De plus, que ce soit l’une ou l’autre fille, j’ai trouvé les actrices peu convaincantes. Ce qui est ironique, c’est qu’elles sont toutes deux très célèbres en Chine, contrairement aux acteurs qui eux s’en sortent très bien. Gao Yuanyuan, qui interprète Xiao, ne convient pas au rôle de lycéenne car elle fait déjà très femme et ce n’est jamais très convaincant quand une femme joue les fillettes en uniforme scolaire et les ingénues. Quant à Zhou Xun, qui joue Qin, elle a été révélée comme une grande actrice, mais son rôle mineur ne montre pas l’étendue de ses talents, c’est un cameo.

Enfin, autre thème abordé : la violence. On cogne d’abord, on verra ensuite. Oui, pourquoi pas, mais je n’en vois pas le but. Que ce soit Guei qui se fait frapper car on refuse de croire que le vélo lui appartient ou Jian qui se fait menacer lorsqu’il tente de récupérer son ex-copine, les scènes sont bien creuses.

Néanmoins, la scène finale où les deux jeunes hommes se font courser et frapper est d’une part très bien filmée à travers les dédales de Pékin avec juste ce qu’il faut de réalisme et de dynamisme et d’autre part, marque l’ironie qui règne dans le film. Les deux personnes qui se disputaient la même chose se retrouvent au final salement amochées et on leur enlève le peu qu’ils ont : le vélo. Une dernière scène guère optimiste mais qui sonne juste et est très incisive, donc.

En fin de compte, un film qui m’a intriguée mais que je ne trouve pas abouti. Plutôt habile dans la narration mais qui pèche par son manque de substance. Je ne m’attendais pas forcément à une intrigue très compliquée et qui retourne le cerveau mais j’ai eu l’impression frustrante que les thèmes n’étaient que survolés et pas conduits jusqu’à leur fin. Ce film aurait pu faire partie d’un film plus grand, plus complet.

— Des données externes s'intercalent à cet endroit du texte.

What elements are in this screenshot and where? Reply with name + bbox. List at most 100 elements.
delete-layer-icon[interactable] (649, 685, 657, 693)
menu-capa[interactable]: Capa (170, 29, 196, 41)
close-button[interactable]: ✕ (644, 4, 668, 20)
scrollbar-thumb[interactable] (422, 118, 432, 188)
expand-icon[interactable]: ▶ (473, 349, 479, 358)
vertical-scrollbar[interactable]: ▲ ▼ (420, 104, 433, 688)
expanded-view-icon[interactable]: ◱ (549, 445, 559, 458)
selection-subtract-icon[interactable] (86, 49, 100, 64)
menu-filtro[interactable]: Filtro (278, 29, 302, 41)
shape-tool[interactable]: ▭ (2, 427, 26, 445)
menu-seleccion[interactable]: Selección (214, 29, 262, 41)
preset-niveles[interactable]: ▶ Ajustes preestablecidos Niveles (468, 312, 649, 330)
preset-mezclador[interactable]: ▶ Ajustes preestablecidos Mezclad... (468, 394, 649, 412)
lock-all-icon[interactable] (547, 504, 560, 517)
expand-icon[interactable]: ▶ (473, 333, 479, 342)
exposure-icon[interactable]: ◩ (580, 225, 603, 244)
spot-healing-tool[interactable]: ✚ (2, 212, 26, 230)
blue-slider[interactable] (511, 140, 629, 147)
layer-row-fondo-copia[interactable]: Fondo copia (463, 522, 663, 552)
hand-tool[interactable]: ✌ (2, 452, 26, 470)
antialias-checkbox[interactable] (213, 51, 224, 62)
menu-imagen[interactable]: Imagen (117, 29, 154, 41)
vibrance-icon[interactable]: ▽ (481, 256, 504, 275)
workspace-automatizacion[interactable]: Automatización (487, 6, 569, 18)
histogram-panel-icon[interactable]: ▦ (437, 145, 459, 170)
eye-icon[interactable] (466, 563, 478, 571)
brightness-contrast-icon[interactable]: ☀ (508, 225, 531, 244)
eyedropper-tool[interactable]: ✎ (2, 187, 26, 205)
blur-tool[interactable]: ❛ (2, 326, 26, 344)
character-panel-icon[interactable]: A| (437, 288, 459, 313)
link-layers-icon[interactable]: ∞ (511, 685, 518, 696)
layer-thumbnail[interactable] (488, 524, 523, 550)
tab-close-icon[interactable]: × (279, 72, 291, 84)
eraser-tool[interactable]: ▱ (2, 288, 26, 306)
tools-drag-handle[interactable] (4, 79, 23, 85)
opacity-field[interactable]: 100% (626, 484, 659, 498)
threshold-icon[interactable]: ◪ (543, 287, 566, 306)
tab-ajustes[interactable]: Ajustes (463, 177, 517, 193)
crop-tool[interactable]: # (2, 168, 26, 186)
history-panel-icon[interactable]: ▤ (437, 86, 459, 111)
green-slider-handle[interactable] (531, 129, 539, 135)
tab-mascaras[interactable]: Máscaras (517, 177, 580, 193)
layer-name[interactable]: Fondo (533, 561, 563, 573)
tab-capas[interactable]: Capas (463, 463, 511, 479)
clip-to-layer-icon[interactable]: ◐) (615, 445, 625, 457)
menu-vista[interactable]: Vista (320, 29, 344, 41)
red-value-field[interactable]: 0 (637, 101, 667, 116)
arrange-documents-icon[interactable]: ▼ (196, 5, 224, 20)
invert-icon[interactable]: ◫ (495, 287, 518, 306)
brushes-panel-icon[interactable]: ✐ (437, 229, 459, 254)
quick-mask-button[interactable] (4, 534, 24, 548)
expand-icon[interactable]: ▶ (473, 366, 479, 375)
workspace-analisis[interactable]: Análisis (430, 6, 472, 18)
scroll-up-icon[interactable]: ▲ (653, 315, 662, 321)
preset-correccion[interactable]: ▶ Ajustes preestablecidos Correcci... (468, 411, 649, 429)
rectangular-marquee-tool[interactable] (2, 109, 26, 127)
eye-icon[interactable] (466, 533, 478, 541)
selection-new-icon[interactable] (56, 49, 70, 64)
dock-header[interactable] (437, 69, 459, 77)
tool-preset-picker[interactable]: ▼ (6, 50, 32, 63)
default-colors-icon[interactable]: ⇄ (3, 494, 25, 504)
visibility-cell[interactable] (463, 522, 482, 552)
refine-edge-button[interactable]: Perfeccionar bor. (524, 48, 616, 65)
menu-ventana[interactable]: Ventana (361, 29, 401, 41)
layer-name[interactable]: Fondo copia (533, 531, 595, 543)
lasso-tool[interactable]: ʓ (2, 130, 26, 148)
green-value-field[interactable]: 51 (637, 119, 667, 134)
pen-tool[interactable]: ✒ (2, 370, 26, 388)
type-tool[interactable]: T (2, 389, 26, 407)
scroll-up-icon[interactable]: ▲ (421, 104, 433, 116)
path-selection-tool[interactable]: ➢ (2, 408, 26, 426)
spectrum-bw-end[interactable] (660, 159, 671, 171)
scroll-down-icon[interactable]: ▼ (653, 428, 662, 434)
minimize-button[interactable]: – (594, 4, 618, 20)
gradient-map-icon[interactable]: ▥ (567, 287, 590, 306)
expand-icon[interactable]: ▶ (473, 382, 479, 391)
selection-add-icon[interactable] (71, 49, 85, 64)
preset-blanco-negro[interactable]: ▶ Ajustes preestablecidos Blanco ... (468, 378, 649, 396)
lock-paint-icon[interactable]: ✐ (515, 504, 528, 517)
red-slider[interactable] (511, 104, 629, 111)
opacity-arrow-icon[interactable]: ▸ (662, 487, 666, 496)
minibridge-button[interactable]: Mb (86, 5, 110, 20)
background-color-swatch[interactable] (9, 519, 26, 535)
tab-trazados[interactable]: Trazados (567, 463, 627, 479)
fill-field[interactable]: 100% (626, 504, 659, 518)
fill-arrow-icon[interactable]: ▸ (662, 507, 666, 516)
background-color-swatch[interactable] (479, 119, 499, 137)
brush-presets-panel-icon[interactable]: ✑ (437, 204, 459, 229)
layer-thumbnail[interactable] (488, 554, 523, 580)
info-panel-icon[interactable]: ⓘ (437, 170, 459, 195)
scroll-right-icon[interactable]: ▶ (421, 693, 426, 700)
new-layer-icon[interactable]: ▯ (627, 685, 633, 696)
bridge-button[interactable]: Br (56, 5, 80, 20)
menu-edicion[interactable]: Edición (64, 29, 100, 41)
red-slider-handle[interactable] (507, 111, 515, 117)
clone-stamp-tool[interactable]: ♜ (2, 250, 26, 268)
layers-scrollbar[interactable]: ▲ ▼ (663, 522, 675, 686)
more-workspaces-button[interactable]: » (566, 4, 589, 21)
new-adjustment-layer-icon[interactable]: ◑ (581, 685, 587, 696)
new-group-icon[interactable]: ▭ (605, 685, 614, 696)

Heureusement, j’ai été charmée par les acteurs. Cui Lin qui interprète Guei est très attachant de par son côté têtu et Li Bin qui interprète Jian est impressionnant, un masque de froideur mais les nerfs à vif.
Et très très bon point pour la fin : la musique. Discrète mais efficace surtout le thème principal, à la flûte. Mélancolique et contemplative, la musique sert parfaitement le film.